In 2008, Eddinger co-produced the Bill Champlin CD ¨No Place Left To Fall¨. The record was released by JVC/Victor in Japan on November 5, 2008, along with a companion DVD documentary, was released in Europe by Zinc Music on December 10, 2008, and was released in the U.S. on August 4, 2009.

In May 2010, Eddinger assumed the role of North American business manager for the U.K. based dance and pop music production company Soulshaker and its related companies and production teams under the umbrella of Galactic Media. In April 2011, Eddinger accepted the position as Director of North American Operations for AudiofreaksMusic, a London-based music company specializing in promotion, management, production, publishing and licensing.
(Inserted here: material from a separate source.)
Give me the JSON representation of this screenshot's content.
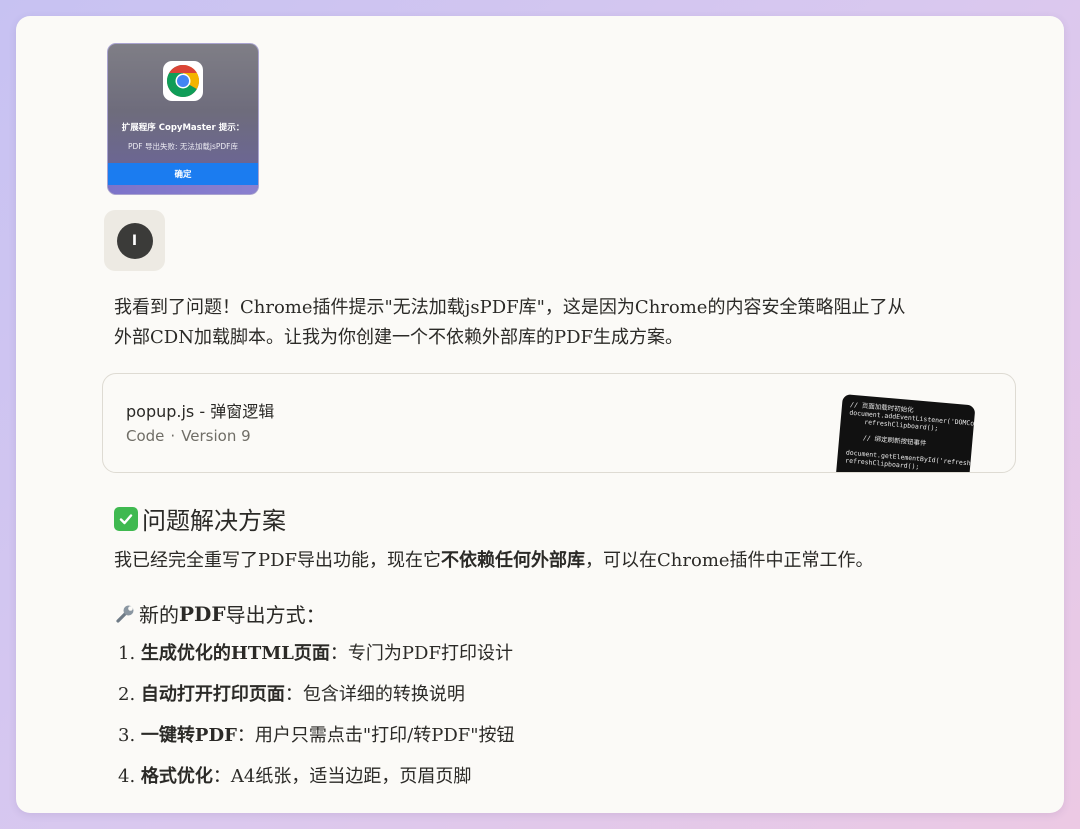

Mark is also North American Business Affairs Manager for GoMusicSolutions, a highly successful Galactic Media Company specializing in International promotion and licensing campaigns for new and established artists in the pop, dance and club music genres.

In light of his wide range of experience and influence in the music industry, Eddinger has crossed paths with and been affiliated with many of the most successful artists in the history of modern music in genres ranging from jazz to pop and rock. Mark maintains close personal friendships with many of these artists.

Eddinger attended Santa Rosa Junior College, Fresno State University and Stanford University.

==Personal life==
While on a consulting trip to Venezuela in 1994, Eddinger met his future wife Lena Brandwijk. They were married on September 14, 2001. Brandwijk graduated in 1994 with a master's degree in Organic Chemistry from Universidad Simon Bolivar in Caracas, Venezuela. Lena died on August 3, 2012.

On November 1, 2014, Eddinger married Kacey Lynn Seratt in a private ceremony in Central Park in New York City. On April 2, 2015, Eddinger and his wife Kacey welcomed the birth of Oliver Jack Eddinger, Eddinger's first child. Eddinger is stepfather to his wife Kacey's children Malik, Kadric and Landin.